No analyst doubts that Solidere shares will benefit; investors expect more money to come in to gobble up Lebanon’s prime real estate once there is peace, bringing brighter days to the company’s earnings. An increase in Solidere’s shares would lift the entire market as its market cap alone accounts for about 70% of the Beirut Stock Exchange (BSE). Bank shares might follow. “Even though their earnings are not as good as before, price/earnings ratios are at fair levels,” says Jean Riachi, chairman and general manager of Financial Funds Advisors. “You’ll get an increase.”
But once prices reach higher levels and excitement settles down, will peace support stocks for the medium term, pushing prices higher?
Looking at the fundamentals, investors have to consider how much Lebanon’s economy will benefit from peace. According to Marwan Iskandar, a leading economist, the market will get a decent boost from a deal. He believes tourism will improve once Lebanon, Syria and Israel complement each other as destinations. There is a good chance that Lebanon will normalize its economic relations with Israel in a fairly short period, forcing the private sector to become more competitive, and Arab countries will have more freedom to consolidate their economic policies to create a common market. “The most important change will be a boost of confidence. It will give more incentives for foreign investors to come onto the scene in the Middle East, including Lebanon,” says Iskandar.
Others have doubts about how much Lebanon will benefit. Paul Salem, a development and political analyst, thinks many expats will move money back home. “And the agreement could stimulate renewed interest by the US, Europe, and possibly Japan.” But Salem expects foreign direct investment (FDI) to trickle into Lebanon: “This is a very small country; you’re not talking about India or Egypt.”
Ziad Maalouf, vice president at Middle East Capital Group, is wondering if it will even be a trickle. “Why would there be FDI? We have the highest labor cost in the region, the highest price of land, the highest price of raw materials, energy, water and the highest cost of living. Why would anybody want to build a manufacturing plant here?”
Another analyst doubts that Arab nations will liberalize trade. “Harmonizing those relations never got to what it could have been and Israel was not really in that equation. It’s always been politics before economics in the Middle East. They can eventually pull it off, but it will take time.”

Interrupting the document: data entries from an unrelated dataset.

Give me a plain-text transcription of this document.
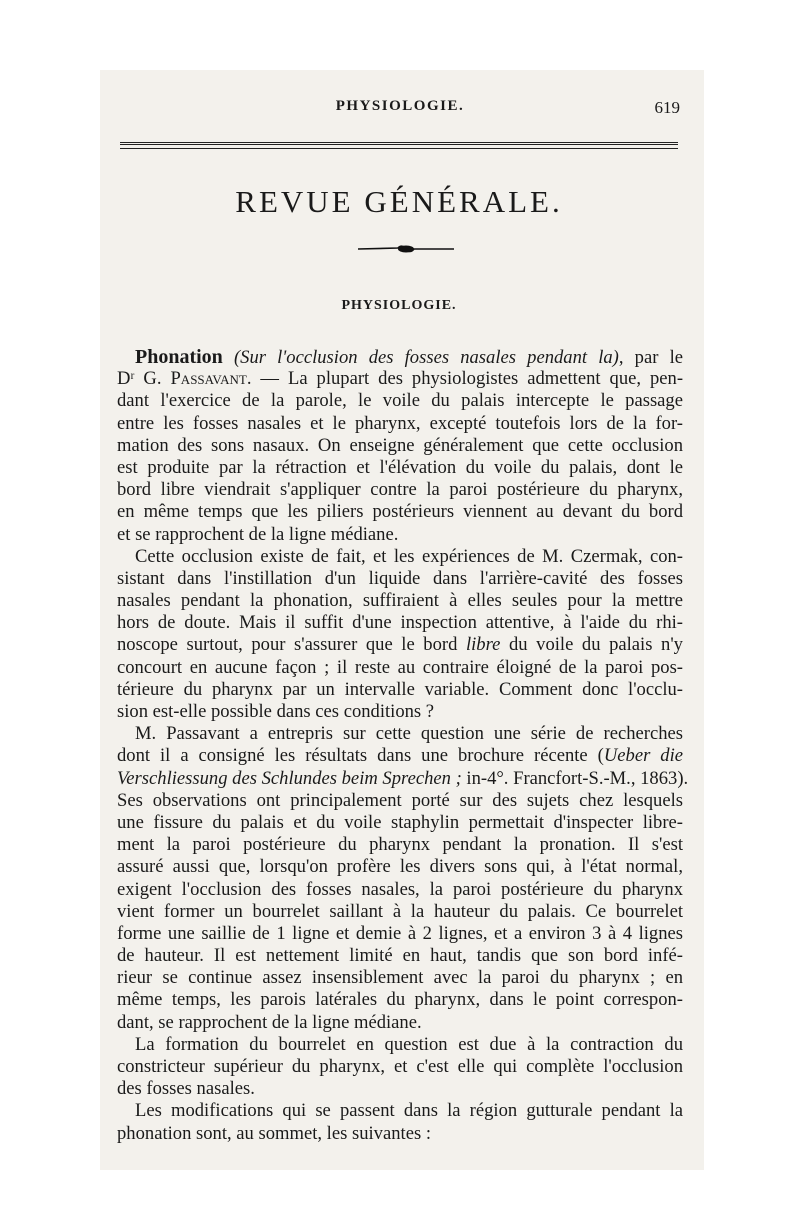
PHYSIOLOGIE.	619
REVUE GÉNÉRALE.
PHYSIOLOGIE.
Phonation (Sur l'occlusion des fosses nasales pendant la), par le
Dʳ G. Passavant. — La plupart des physiologistes admettent que, pen-
dant l'exercice de la parole, le voile du palais intercepte le passage
entre les fosses nasales et le pharynx, excepté toutefois lors de la for-
mation des sons nasaux. On enseigne généralement que cette occlusion
est produite par la rétraction et l'élévation du voile du palais, dont le
bord libre viendrait s'appliquer contre la paroi postérieure du pharynx,
en même temps que les piliers postérieurs viennent au devant du bord
et se rapprochent de la ligne médiane.
Cette occlusion existe de fait, et les expériences de M. Czermak, con-
sistant dans l'instillation d'un liquide dans l'arrière-cavité des fosses
nasales pendant la phonation, suffiraient à elles seules pour la mettre
hors de doute. Mais il suffit d'une inspection attentive, à l'aide du rhi-
noscope surtout, pour s'assurer que le bord libre du voile du palais n'y
concourt en aucune façon ; il reste au contraire éloigné de la paroi pos-
térieure du pharynx par un intervalle variable. Comment donc l'occlu-
sion est-elle possible dans ces conditions ?
M. Passavant a entrepris sur cette question une série de recherches
dont il a consigné les résultats dans une brochure récente (Ueber die
Verschliessung des Schlundes beim Sprechen ; in-4°. Francfort-S.-M., 1863).
Ses observations ont principalement porté sur des sujets chez lesquels
une fissure du palais et du voile staphylin permettait d'inspecter libre-
ment la paroi postérieure du pharynx pendant la pronation. Il s'est
assuré aussi que, lorsqu'on profère les divers sons qui, à l'état normal,
exigent l'occlusion des fosses nasales, la paroi postérieure du pharynx
vient former un bourrelet saillant à la hauteur du palais. Ce bourrelet
forme une saillie de 1 ligne et demie à 2 lignes, et a environ 3 à 4 lignes
de hauteur. Il est nettement limité en haut, tandis que son bord infé-
rieur se continue assez insensiblement avec la paroi du pharynx ; en
même temps, les parois latérales du pharynx, dans le point correspon-
dant, se rapprochent de la ligne médiane.
La formation du bourrelet en question est due à la contraction du
constricteur supérieur du pharynx, et c'est elle qui complète l'occlusion
des fosses nasales.
Les modifications qui se passent dans la région gutturale pendant la
phonation sont, au sommet, les suivantes :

As for normalization between Lebanon and Israel, Salem says: “There might be formal clauses related to normalization and trade attached to the peace agreement, but if documents are signed, I don’t think those in Syria and Lebanon will be very open to it, just as we saw in Jordan and Egypt. I’d expect a cold peace at all levels.”
Maalouf draws a parallel between Jordan after peace and what could happen in Lebanon. “Before Jordan signed, you wouldn’t believe how much excitement there was in the market. But stock prices today are close to where they were when peace arrived. The benefits from peace they were hoping for never materialized.” From 1997 to 1999, Jordan’s GDP growth rate dropped from 2.2% to 0.5%. Despite better business opportunities in Lebanon, Maalouf says Jordan was better prepared. “We have to get our house in order.”

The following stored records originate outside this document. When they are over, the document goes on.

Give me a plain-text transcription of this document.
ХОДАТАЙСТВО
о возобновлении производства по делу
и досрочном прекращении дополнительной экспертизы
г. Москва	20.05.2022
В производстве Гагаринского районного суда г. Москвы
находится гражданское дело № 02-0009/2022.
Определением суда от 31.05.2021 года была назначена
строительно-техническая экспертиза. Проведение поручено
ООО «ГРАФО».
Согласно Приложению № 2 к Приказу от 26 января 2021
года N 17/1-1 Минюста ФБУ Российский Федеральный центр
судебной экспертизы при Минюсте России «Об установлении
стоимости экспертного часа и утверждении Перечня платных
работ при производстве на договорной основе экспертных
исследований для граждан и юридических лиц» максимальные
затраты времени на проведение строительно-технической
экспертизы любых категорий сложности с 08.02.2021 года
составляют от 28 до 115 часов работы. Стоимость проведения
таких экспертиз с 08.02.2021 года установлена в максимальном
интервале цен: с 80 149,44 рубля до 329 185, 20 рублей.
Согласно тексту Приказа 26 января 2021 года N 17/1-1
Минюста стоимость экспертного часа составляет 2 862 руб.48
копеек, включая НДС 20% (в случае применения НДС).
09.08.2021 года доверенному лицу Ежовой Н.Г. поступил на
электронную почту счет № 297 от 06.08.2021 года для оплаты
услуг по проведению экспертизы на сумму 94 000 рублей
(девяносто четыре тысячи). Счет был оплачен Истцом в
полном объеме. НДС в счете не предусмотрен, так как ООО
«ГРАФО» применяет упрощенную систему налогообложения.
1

Lebanon is in dire need of administrative and fiscal reform. Debt-to-GDP reached 130% at the end of 1999. The deficit was reduced from 43.73% in 1998 to 42.41% in 1999, but missed its target of 40.5%. The Economist Intelligence Unit predicts that Lebanon will have the slowest growth rate in the Middle East this year.

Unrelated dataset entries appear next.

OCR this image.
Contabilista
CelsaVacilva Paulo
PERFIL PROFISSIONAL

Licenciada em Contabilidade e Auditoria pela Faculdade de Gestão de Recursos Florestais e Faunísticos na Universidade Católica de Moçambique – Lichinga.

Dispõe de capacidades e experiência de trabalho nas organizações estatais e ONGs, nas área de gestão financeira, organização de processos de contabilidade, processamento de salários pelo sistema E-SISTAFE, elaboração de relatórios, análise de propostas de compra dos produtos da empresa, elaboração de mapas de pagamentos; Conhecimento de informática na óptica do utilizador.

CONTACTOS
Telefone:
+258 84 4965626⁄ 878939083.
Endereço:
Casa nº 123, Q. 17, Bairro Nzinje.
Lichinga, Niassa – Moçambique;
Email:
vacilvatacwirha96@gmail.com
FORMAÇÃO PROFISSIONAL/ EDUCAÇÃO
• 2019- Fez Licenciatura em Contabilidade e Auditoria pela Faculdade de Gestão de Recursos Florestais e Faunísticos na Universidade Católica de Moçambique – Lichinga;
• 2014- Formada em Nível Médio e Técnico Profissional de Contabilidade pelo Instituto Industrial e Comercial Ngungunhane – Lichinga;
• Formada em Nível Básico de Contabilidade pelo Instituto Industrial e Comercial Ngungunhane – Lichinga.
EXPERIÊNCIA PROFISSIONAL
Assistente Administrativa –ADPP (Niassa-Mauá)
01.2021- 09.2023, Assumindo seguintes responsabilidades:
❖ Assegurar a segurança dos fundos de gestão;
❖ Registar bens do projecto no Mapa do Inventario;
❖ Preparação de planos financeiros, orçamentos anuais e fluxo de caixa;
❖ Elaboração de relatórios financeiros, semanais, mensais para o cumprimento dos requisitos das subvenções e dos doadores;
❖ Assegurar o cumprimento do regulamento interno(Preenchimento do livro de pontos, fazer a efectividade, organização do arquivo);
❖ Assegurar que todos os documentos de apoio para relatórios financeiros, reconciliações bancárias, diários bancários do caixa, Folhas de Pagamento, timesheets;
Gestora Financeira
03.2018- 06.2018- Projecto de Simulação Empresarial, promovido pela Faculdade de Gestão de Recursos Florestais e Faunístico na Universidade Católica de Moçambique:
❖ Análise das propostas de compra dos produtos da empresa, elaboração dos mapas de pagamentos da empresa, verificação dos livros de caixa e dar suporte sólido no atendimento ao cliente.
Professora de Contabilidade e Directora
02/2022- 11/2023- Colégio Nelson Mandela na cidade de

“The peace agreement will not go down to the bottom line right away,” says Salem. “I’m optimistic in a limited, cautious way. You’ll have a country that’s not at war. It’s an essential building block for economic development and important for any investor who’s thinking of investing in Lebanon.”
Investors are still waiting for BSE reform. Riachi says open trading and a regulatory body are essential. “We have to have a real market to see stocks move.” He predicts that after an initial jump in prices, stocks will level off until investors see more positive results. A building block will be a good start, but it’s difficult to predict what will happen after the flurry.